Les livres sont des armes:
Révolution

Révolution ! - 100 mots pour changer le monde, Olivier Besancenot, Ed Flammarion 320 pages 15€

Le nouveau livre du porte-parole de la LCR, Olivier Besancenot, est sorti. Des dizaines de milliers de personnes, souvent de ceux qui n’achètent « jamais »de livres politiques, ont voulu le découvrir. Ils ne seront pas déçus.
De Marx aux licenciements boursiers, de Che Guevara aux accidents de travail, du sexisme au terrorisme, Olivier Besancenot présente une vision cohérente d’un autre monde possible, une « feuille de route » pour savoir comment on peut « renverser la société capitaliste avant qu’elle ne nous écrase ».

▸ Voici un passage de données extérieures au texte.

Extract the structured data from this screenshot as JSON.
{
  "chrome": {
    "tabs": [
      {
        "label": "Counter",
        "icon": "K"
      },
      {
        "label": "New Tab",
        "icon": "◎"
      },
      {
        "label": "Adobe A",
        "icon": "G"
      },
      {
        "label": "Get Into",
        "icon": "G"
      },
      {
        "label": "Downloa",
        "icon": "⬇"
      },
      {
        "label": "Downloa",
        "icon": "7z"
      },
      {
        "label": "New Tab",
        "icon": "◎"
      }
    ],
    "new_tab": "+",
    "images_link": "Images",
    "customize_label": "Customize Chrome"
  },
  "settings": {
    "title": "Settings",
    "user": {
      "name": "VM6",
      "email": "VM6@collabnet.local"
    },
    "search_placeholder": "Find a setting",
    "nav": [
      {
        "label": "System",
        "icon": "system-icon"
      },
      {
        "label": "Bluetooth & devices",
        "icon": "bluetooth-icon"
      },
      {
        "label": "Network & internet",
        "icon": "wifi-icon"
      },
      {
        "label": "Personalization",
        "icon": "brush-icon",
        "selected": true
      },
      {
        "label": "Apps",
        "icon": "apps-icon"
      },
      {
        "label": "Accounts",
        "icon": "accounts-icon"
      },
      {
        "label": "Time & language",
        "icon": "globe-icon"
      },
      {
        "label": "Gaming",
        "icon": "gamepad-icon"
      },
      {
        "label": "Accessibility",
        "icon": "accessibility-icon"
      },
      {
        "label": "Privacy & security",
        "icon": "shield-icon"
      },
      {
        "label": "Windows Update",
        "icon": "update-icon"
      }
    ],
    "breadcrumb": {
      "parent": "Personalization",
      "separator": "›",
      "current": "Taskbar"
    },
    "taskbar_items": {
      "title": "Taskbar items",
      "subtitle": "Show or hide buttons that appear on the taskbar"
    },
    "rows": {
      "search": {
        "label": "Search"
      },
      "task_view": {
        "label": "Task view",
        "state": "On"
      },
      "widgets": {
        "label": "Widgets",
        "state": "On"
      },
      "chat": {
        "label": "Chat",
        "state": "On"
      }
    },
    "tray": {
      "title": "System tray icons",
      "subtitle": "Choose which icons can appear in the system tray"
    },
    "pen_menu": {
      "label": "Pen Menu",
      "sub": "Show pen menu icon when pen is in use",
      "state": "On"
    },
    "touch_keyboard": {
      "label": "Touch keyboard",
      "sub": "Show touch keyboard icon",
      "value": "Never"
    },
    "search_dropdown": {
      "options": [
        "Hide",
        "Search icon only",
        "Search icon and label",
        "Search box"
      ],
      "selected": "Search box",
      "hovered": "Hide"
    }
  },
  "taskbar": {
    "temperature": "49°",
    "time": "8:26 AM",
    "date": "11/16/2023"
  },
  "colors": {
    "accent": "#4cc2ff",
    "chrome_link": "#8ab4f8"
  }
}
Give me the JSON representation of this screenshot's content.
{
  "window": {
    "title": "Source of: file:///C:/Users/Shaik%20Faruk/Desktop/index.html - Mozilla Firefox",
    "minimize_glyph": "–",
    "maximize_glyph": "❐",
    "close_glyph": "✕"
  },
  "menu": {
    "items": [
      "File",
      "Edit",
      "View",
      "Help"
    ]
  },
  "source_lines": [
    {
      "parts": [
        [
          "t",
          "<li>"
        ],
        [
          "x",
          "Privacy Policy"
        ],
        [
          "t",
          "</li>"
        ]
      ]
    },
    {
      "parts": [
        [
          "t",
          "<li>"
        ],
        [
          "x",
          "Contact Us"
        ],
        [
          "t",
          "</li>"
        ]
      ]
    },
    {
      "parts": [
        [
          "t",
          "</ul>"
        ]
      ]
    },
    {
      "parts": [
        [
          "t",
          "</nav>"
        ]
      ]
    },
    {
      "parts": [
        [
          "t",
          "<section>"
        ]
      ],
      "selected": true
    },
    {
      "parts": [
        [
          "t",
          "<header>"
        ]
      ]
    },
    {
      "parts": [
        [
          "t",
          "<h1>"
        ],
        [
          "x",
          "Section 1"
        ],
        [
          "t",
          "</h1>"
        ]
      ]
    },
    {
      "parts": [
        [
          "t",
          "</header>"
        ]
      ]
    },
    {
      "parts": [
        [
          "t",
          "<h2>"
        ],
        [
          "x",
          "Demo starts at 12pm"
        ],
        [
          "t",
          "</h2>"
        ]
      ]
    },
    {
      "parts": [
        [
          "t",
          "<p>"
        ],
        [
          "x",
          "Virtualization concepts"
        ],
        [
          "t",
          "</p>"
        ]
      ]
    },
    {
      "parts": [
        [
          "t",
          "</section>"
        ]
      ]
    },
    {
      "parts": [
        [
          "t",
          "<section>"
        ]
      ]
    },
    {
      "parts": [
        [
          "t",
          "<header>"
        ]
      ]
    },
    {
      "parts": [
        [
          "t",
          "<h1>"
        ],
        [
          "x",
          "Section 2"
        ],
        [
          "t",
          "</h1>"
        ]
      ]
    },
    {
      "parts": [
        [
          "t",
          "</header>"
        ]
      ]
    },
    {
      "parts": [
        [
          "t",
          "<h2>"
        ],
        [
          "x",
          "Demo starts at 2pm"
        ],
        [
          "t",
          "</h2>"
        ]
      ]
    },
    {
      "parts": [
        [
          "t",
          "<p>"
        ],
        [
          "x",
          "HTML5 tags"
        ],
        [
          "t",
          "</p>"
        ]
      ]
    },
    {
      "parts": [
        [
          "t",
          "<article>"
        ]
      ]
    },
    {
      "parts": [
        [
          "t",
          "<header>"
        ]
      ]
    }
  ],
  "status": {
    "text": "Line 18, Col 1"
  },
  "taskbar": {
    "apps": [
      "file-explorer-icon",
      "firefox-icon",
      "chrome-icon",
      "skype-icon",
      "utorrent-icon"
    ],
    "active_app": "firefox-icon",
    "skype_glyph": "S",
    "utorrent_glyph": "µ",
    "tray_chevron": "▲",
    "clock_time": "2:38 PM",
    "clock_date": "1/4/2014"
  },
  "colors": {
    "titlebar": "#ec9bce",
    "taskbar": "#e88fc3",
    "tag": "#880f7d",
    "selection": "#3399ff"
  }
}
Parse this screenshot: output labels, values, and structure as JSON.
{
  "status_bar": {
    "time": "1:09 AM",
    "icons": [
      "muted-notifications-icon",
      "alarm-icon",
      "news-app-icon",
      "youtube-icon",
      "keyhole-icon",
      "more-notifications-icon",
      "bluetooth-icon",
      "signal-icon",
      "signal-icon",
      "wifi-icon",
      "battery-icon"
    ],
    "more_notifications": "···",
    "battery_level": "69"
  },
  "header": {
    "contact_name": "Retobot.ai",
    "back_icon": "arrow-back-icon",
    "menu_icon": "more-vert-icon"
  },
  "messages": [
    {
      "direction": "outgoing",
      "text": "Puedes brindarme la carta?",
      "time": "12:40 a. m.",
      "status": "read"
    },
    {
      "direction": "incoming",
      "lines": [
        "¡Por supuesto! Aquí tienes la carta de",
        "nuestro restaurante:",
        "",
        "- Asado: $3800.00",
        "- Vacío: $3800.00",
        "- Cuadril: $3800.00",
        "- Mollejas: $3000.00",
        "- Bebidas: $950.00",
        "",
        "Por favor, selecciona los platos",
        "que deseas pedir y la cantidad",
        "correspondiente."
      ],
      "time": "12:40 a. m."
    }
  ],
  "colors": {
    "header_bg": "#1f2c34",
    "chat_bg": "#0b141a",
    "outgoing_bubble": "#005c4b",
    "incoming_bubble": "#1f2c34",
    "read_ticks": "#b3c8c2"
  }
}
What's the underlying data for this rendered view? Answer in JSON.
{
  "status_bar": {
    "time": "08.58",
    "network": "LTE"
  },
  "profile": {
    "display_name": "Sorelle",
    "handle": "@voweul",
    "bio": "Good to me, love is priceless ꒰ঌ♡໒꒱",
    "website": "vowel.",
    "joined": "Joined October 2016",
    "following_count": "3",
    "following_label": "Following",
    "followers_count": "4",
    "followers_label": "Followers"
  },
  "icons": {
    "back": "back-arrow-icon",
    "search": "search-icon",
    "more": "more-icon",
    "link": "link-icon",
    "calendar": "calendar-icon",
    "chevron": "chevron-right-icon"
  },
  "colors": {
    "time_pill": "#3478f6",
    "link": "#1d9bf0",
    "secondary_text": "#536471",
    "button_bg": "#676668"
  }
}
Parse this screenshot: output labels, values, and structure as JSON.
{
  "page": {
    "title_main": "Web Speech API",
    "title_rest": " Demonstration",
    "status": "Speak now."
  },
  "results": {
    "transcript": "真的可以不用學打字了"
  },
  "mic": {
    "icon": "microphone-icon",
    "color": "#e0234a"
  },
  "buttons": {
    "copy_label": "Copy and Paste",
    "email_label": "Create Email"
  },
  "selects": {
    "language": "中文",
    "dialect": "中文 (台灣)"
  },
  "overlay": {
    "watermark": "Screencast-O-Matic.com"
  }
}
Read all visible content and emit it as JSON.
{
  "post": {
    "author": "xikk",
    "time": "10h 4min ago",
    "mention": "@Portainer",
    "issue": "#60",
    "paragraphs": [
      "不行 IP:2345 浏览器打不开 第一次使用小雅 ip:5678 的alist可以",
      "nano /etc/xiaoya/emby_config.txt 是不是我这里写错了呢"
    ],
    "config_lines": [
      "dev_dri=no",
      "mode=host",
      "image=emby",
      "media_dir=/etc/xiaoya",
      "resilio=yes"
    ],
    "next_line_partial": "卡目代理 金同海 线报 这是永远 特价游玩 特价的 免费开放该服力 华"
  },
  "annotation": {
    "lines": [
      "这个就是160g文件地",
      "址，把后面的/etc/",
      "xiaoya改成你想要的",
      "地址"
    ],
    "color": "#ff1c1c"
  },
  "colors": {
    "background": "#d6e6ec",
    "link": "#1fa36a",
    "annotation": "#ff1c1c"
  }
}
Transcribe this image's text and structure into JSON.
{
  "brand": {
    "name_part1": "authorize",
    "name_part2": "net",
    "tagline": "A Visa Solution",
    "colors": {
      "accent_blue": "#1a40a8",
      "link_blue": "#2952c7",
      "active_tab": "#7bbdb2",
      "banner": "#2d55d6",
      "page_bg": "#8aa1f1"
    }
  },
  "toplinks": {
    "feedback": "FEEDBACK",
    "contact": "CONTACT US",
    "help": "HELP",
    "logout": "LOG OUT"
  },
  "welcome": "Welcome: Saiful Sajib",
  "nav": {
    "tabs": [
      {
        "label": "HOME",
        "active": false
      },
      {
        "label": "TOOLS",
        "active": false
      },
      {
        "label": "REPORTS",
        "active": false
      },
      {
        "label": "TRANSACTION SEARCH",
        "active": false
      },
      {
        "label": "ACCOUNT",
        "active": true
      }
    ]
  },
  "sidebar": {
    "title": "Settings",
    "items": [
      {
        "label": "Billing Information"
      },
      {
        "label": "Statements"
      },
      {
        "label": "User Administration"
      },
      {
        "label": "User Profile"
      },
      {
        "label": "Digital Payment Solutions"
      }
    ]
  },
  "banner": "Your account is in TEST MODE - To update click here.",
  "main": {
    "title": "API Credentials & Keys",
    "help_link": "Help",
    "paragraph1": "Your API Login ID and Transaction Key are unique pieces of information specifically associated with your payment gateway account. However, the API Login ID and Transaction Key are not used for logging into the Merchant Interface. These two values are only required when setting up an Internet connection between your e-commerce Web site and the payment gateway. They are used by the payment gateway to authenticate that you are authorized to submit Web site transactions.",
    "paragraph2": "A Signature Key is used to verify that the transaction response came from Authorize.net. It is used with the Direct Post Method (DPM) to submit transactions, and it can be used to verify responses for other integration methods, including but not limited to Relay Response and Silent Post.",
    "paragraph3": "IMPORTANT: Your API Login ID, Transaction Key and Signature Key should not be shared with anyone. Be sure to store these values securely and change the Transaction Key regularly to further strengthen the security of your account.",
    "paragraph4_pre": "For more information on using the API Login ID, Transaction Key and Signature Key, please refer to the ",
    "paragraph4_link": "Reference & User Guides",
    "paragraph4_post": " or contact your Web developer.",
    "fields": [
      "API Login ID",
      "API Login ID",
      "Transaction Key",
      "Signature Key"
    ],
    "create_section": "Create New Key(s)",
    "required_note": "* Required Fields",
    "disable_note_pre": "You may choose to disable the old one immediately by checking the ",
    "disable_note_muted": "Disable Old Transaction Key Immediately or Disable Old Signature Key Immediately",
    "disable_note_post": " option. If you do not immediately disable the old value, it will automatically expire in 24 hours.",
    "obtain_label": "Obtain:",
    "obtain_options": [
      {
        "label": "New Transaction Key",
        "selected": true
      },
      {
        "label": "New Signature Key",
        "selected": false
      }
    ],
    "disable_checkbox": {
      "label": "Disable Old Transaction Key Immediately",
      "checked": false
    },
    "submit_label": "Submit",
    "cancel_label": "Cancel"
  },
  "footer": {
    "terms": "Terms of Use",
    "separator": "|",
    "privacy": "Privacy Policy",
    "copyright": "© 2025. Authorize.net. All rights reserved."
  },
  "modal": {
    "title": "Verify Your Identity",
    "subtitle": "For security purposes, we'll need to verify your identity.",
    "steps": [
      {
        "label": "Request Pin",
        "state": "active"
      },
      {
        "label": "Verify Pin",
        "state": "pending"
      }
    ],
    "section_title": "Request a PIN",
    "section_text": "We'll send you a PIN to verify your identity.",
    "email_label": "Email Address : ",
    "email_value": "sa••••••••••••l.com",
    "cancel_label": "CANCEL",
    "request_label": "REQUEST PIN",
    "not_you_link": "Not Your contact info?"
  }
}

Cent mots, cent petits chapitres, à lire dans l’ordre ou dans le désordre. Mais attention ! Chaque chapitre donne envie de savoir plus sur le sujet. Quel genre de révolution veut la LCR ? Que s’est-il passé en Russie en 1917, au Chili en 1973 ou à Paris pendant la Commune ? Peut-on encore appliquer les idées de Marx aujourd’hui ? Pourquoi les directions syndicales sont-elles si nulles lors des luttes ? Si vous lisez ce livre, vous risquez d’être entraîné vers d’autres lectures.
« Devenir révolutionnaire est une mesure de salubrité publique » écrit-il. La société que nous voulons « n’est pas un projet clés en main… c’est une société à inventer par le mouvement d’émancipation des travailleurs eux-mêmes, l’exploration par l’humanité de ses propres capacités. »
Il n’a pas peur non plus de parler directement de la partie de rêve dans nôtre vision d’un autre monde : de comment « participer à un grand chamboulement social donne, à coup sûr, des ailes à n’importe qui ». Ni de fustiger certaines des illusions courantes parmi ceux qui militent contre la mondialisation libérale. Ainsi, sur l’économie solidaire, il écrit

« Il ne faut donc pas encourager l’économie solidaire quand elle n’offre qu’une soupape de sécurité autorisant l’exploitations capitaliste des services essentiels. … L’économie solidaire devrait intégrer le service public.»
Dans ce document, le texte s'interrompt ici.